By Philip Blenkinsop
BRUSSELS (Reuters) – European Commission President Ursula von der Leyen said on Tuesday that the European Union had a “strong plan” to retaliate against tariffs imposed by U.S. President Donald Trump, although it preferred a negotiated solution.
The Trump administration put in place tariffs on imported steel and aluminium in March and higher duties on cars will take effect on Thursday. Trump will set out plans for measures he calls “reciprocal tariffs” on Wednesday.
The United States and European Union have the world’s largest commercial relationship, trading 1.6 trillion euros ($1.7 trillion) of goods and services in 2023, almost 30% of global trade.
In a war of tariffs on goods, Washington would have more to target than Brussels, as U.S. goods imports into the EU totalled 334 billion euros in 2024, against 532 billion euros of EU exports, according to EU statistics agency Eurostat.
Here is a look at the possible EU responses.
RETALIATORY TARIFFS
The European Commission can propose retaliatory tariffs on goods, which can be blocked only by a qualified majority of 15 EU member states representing 65% of the EU population.
It has already outlined a two-stage planned response to the steel and aluminium tariffs. First, it says it will restore measures introduced in 2018 when Trump first imposed tariffs on imports of the metals, later suspended under Joe Biden. These counter-measures, including a 50% tariff on U.S. bourbon, were due to come into force on Tuesday, but the Commission later delayed them until mid-April to allow more time to consider which U.S. goods to hit.
Wine exporters France and Italy have expressed concern about taxing bourbon after Trump threatened to retaliate with 200% tariffs on European alcohol.
The Commission also drew up another list of U.S. imports, including meat, dairy produce, wines and clothing, valued at 21 billion euros, which it planned to narrow down to 18 billion euros, for a second tranche of tariffs, originally due to be applied from mid-April.
The EU has not yet said what steps it would take in response to the automobile tariffs or the upcoming reciprocal levies.
ANTI-COERCION INSTRUMENT
The EU’s Anti-Coercion Instrument (ACI), which came into force at the end of 2023, allows the bloc to retaliate against third countries that put economic pressure on EU members to change their policies, and offers far wider scope for action.
As well as imposing goods tariffs, the EU can limit access to public procurement tenders for companies from a third country or take action affecting services trade or investment.
While the United States has a trade deficit with the EU in goods, it has a surplus in services trade, including digital services provided by the likes of Amazon, Microsoft, Netflix or Uber.
The EU can also restrict protection of intellectual property rights, limit financial service companies’ access to EU markets and curb companies’ ability to place chemicals and agri-food products in the EU.
The ACI was proposed in 2021 as a response to EU member criticism that the first Trump administration and China had used trade as a political tool. China had targeted Lithuania, according to Lithuanian officials, after it allowed Taiwan to set up a de facto embassy in Vilnius.

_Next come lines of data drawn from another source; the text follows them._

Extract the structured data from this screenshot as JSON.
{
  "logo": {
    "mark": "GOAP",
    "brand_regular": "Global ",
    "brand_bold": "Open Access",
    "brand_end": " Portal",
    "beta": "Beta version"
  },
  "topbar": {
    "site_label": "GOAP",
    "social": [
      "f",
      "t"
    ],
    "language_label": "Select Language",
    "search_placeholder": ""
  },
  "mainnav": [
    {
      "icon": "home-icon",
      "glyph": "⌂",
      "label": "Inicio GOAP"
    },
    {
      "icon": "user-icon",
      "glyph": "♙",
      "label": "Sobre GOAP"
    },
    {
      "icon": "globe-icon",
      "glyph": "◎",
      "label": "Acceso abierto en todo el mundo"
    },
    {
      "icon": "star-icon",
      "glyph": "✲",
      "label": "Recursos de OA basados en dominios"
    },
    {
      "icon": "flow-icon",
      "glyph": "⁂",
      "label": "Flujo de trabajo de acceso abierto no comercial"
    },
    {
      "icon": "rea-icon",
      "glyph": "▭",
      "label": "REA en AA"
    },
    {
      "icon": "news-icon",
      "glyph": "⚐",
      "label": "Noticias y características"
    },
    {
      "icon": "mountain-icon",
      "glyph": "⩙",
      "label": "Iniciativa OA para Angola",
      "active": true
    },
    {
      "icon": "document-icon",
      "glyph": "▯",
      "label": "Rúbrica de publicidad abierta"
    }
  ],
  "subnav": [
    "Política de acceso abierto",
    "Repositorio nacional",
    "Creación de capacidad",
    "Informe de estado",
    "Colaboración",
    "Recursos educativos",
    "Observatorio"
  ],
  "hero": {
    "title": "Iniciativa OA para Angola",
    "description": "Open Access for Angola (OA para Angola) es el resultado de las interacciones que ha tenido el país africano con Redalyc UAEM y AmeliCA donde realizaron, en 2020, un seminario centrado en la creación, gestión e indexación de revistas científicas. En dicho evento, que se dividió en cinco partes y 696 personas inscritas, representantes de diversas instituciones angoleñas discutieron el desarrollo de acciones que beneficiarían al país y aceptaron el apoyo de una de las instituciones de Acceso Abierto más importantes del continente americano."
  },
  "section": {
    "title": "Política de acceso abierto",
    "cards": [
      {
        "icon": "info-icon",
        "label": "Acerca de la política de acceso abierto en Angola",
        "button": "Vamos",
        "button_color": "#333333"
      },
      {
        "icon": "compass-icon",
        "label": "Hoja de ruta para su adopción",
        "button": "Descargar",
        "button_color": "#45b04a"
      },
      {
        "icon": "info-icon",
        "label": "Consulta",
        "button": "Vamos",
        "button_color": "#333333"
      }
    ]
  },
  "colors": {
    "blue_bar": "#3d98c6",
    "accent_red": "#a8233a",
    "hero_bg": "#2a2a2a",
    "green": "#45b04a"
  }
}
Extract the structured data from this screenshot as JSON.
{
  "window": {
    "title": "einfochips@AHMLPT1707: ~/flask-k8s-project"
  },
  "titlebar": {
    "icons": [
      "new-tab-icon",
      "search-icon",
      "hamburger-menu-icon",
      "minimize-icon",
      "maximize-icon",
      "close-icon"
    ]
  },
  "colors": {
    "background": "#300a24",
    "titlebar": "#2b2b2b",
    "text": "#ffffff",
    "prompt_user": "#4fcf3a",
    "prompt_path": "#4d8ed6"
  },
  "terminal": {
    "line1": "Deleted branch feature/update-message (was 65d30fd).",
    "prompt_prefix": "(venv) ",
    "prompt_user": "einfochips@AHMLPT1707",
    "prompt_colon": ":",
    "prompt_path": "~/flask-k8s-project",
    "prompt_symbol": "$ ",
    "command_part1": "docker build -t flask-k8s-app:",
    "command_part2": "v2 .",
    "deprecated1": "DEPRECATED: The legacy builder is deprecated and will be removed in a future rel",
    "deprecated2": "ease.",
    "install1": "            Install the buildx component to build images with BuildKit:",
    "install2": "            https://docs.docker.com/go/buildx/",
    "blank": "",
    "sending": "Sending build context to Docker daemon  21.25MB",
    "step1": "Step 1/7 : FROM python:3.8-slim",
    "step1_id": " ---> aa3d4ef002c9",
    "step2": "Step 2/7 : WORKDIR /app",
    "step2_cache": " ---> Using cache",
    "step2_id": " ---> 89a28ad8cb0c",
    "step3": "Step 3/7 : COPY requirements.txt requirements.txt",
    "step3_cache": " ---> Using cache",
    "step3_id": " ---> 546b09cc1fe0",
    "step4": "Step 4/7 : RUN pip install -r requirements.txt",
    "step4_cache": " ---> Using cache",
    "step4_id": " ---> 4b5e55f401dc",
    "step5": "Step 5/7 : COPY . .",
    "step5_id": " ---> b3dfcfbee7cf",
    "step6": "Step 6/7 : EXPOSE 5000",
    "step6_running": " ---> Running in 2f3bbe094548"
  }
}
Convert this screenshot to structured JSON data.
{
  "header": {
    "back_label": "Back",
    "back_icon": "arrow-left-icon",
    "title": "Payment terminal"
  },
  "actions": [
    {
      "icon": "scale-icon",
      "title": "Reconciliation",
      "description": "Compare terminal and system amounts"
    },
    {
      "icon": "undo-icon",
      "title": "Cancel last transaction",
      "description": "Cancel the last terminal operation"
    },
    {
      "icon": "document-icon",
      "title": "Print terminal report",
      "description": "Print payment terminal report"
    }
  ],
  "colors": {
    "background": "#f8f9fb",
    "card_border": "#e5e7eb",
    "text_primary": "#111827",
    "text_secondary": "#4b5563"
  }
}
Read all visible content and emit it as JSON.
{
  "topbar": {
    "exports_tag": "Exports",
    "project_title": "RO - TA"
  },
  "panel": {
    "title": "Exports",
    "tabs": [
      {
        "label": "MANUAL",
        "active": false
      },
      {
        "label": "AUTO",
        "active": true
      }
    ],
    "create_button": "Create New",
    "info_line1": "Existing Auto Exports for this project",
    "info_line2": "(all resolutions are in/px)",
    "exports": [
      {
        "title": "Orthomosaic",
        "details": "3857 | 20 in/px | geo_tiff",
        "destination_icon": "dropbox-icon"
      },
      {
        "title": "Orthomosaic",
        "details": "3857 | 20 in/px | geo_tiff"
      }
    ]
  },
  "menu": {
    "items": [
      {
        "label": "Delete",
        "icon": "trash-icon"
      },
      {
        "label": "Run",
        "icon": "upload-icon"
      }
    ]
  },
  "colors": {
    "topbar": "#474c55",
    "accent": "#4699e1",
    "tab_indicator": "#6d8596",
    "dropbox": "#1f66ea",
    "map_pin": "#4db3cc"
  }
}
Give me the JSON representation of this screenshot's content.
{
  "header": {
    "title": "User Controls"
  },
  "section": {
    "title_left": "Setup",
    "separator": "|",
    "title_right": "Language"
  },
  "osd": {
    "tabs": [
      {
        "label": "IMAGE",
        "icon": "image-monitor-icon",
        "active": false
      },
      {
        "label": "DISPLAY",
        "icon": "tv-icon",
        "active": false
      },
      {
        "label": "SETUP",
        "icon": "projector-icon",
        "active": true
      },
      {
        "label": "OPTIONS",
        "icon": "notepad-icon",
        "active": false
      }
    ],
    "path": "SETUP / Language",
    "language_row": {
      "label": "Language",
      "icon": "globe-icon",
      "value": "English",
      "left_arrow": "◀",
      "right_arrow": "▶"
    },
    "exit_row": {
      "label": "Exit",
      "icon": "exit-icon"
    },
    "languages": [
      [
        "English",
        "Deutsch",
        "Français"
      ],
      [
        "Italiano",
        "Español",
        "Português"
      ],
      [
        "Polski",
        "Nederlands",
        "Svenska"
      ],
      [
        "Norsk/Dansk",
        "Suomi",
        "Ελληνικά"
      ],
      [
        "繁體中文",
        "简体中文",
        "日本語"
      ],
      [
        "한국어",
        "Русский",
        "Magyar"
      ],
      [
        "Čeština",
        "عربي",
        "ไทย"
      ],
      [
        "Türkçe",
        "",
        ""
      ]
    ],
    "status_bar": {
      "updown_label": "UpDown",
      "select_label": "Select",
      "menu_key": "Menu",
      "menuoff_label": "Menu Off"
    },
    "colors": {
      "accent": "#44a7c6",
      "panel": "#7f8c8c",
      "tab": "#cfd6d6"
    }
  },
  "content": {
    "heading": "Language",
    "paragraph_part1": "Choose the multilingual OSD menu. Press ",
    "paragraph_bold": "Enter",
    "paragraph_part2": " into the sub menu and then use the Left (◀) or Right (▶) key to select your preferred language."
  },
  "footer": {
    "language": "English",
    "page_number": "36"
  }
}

The law gives the Commission up to four months to examine possible cases of coercion. If it finds a foreign country’s measures constitute coercion, it proposes this to EU members, which have another eight to 10 weeks to confirm the finding.
For this, a qualified majority of EU members is required, a higher bar to pass than for applying retaliatory tariffs.
The Commission would normally then consult with the foreign country to stop the coercion. If that fails, then within six months it can adopt EU response measures, which would enter force within three months.
The whole process could take a year.